Secondly, a core issue for a country like India is enabling a cheap, plentiful mechanism for storing large amounts of data. Taking an example of say, a NREGA data collection in any average state, the data collection would usually amount to around 6 Terabytes. The cost for storing & accessing this data would usually rapidly escalate to crores of rupees for just this small database collection and reporting component, if looked at from an Enterprise Data Processing perspective. To tackle this, the cloud community has come up with the idea of NoSQL, also referred to as Table or BLOB storage which offers a massively scalable storage which uses attached storage on inexpensive commodity servers instead of expensive hardware. Combining the collective attached storage capacity then gives you massive data storage containers at a fraction of the cost. It is of no surprise that massively scaled out Internet systems, like SkyDrive, already use such approaches.

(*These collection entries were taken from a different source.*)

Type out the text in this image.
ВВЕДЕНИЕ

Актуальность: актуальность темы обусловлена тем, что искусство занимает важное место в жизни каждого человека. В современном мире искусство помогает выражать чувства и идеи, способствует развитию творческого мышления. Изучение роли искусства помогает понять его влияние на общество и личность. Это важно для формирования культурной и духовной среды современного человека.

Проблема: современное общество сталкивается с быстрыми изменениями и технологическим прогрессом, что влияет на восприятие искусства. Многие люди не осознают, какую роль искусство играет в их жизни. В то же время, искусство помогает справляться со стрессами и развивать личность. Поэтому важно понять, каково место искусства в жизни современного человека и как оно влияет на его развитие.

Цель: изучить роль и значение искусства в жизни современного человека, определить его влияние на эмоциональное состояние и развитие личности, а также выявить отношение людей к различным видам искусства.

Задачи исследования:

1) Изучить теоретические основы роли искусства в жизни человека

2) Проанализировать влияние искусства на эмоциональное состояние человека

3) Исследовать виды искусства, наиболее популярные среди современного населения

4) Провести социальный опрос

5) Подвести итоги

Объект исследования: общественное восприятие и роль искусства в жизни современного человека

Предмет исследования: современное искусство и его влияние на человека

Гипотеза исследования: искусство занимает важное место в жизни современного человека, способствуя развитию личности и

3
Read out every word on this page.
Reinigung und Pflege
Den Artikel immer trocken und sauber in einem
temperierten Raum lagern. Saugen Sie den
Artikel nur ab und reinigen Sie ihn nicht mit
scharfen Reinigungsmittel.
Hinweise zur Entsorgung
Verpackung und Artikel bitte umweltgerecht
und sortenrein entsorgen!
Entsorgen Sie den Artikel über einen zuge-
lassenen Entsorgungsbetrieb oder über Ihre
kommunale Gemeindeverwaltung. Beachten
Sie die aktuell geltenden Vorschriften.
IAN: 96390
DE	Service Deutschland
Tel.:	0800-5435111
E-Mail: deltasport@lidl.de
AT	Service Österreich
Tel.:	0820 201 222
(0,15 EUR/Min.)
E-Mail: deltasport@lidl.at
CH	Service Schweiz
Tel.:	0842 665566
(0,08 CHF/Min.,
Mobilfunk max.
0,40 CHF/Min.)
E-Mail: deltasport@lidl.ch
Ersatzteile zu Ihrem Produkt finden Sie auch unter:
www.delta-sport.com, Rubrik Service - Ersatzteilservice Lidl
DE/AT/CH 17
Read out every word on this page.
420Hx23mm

While concrete demonstrable benefits of cloud computing to handle Big Data will emerge in the Indian Context, there is no doubt that Big Data is poised to play a significant economic transformation role in how public sector organizations can drive their priorities. How does Big Data contribute to this operation efficiency? Departments who try to solve problems using traditional Enterprise Application patterns will not succeed in meeting their business objectives due to the scale of the data, given that storage and processing of a Petabyte can cross crores of rupees, taking into account the total cost of Hosting, the Database Management System, Storage and Processing.
Big Data management also results in making information accessible and transparent and allows innovation in service delivery. Most important, real time tracking of dynamic information will allow projects to truly target its beneficiaries in a better, more transparent manner. This feature, amongst others completes the whole offering of Big Data, enabling socio-economic impact in India.
Cloud based computing for Big Data is the way forward for government programmes. Some of these employment and health programmes are among the largest such programmes in the world and can set the global standard in effective use of Big Data management to provide real world results.